Ferreiro David, González-Vázquez Luis Daniel, Prado-Comesaña Ana, Arenas Miguel
CINBIO, Universidade de Vigo, Vigo, Spain.
Department of Biochemistry, Genetics and Immunology, Universidade de Vigo, Vigo, Spain.
Elife. 2025 Sep 24;14:RP106365. doi: 10.7554/eLife.106365.
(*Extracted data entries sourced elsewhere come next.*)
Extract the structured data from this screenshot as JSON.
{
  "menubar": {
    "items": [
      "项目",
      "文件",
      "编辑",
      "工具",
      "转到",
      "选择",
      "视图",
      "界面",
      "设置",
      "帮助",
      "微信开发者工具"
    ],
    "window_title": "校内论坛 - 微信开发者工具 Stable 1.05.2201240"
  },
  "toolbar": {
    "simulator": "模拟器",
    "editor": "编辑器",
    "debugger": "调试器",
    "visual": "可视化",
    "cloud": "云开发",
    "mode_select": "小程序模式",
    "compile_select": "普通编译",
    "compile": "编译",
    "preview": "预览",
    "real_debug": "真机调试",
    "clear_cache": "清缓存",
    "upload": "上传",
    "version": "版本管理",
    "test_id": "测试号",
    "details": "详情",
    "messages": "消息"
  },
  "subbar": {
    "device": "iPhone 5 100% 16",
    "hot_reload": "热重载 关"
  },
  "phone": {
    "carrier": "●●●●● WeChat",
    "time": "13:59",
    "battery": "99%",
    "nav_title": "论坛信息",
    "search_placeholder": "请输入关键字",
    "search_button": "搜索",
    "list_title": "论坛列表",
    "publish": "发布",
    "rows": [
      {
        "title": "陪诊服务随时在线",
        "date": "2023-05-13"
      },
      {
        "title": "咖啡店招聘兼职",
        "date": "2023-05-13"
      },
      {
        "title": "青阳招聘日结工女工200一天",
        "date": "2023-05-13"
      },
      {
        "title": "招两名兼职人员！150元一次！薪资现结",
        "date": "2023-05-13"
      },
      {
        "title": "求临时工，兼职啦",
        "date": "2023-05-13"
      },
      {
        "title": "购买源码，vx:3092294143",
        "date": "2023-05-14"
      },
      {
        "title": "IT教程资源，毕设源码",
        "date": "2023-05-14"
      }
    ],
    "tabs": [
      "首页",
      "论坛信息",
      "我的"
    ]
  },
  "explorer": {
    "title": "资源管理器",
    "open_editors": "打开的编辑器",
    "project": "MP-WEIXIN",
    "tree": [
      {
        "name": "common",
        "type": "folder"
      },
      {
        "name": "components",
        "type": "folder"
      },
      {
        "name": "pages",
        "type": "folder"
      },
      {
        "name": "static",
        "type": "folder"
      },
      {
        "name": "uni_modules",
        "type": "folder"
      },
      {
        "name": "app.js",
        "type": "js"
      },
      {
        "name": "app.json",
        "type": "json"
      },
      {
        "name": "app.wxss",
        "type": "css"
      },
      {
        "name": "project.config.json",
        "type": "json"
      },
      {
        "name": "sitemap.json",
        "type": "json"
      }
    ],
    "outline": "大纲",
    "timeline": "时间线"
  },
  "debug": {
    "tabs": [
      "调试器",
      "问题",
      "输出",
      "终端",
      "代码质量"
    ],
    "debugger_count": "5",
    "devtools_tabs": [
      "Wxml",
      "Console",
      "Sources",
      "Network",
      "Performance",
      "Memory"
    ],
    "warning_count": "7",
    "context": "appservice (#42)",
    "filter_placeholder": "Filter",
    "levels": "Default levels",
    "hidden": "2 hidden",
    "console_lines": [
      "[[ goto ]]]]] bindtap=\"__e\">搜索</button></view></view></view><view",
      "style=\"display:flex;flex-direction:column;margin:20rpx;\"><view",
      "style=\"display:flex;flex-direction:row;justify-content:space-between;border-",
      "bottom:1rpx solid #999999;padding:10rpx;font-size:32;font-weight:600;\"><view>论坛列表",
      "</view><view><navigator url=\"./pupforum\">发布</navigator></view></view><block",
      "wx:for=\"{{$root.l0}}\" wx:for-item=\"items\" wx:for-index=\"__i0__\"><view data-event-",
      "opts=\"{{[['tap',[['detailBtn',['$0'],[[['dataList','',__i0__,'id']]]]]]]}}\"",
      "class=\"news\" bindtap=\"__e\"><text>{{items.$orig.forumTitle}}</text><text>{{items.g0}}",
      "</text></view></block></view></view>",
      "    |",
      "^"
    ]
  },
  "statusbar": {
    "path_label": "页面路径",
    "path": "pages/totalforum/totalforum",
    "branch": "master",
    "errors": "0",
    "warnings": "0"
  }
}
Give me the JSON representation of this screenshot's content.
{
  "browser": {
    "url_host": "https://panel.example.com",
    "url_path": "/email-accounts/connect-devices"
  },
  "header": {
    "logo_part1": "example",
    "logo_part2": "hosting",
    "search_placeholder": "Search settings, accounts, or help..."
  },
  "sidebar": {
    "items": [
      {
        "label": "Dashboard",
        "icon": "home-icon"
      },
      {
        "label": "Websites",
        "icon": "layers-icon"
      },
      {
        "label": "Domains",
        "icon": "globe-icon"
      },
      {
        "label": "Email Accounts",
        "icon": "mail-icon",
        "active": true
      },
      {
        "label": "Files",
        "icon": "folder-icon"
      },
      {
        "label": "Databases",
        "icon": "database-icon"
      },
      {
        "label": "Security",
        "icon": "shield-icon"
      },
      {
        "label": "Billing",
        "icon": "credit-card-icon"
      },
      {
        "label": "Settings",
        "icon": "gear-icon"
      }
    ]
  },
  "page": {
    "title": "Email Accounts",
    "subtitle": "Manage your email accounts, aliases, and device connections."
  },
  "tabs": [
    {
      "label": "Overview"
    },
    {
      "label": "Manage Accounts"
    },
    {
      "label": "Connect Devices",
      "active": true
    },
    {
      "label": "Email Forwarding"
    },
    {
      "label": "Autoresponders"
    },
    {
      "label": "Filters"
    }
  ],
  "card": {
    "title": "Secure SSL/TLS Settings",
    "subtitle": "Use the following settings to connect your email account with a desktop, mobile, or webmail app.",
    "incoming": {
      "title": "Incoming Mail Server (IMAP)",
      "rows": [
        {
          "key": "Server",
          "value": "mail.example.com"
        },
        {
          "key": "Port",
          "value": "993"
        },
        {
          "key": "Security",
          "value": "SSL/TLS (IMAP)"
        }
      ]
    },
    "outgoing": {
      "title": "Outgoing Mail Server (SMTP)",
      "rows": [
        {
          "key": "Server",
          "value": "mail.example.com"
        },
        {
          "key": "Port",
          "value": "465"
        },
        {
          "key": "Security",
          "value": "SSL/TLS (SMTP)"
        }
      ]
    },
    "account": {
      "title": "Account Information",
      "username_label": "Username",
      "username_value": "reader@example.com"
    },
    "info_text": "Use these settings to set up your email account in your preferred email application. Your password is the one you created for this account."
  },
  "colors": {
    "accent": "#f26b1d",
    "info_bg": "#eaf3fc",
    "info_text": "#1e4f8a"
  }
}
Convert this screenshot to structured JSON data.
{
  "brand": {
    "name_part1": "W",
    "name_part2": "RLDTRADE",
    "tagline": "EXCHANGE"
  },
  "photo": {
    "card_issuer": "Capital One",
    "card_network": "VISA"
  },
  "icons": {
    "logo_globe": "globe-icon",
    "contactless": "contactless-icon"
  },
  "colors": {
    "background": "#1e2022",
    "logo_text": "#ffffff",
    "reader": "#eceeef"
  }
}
Evolutionary studies in population genetics and ecology were mainly focused on predicting and understanding past evolutionary events. Recently, however, a growing trend explores the prediction of evolutionary trajectories toward the future promoted by its wide variety of applications. In this context, we introduce a forecasting protein evolution method that integrates birth-death population models with substitution models that consider selection on protein folding stability. In contrast to traditional population genetics methods that usually make the unrealistic assumption of simulating molecular evolution separately from the evolutionary history, the present method combines both processes to simultaneously model forward-in-time birth-death evolutionary trajectories and protein evolution under structurally constrained substitution models that outperformed traditional empirical substitution models. We implemented the method into a freely available computer framework. We evaluated the accuracy of the predictions with several monitored viral proteins of broad interest. Overall, the method showed acceptable errors in predicting the folding stability of the forecasted protein variants, but, expectedly, the errors were larger in the prediction of the corresponding sequences. We conclude that forecasting protein evolution is feasible in certain evolutionary scenarios and provide suggestions to enhance its accuracy by improving the underlying models of evolution.
群体遗传学和生态学中的进化研究主要集中于预测和理解过去的进化事件。然而,近来,由于其广泛的应用,一种探索预测未来进化轨迹的趋势日益增长。在此背景下,我们引入一种预测蛋白质进化的方法,该方法将生死群体模型与考虑蛋白质折叠稳定性选择的替代模型相结合。与传统群体遗传学方法通常做出的将分子进化与进化历史分开模拟的不切实际假设不同,本方法将这两个过程结合起来,以同时模拟时间向前的生死进化轨迹以及在结构受限替代模型下的蛋白质进化,该模型优于传统的经验替代模型。我们将该方法应用于一个免费的计算机框架中。我们用几种广泛关注的受监测病毒蛋白评估了预测的准确性。总体而言,该方法在预测预测蛋白质变体的折叠稳定性时显示出可接受的误差,但不出所料,在预测相应序列时误差更大。我们得出结论,在某些进化场景中预测蛋白质进化是可行的,并通过改进基础进化模型为提高其准确性提供了建议。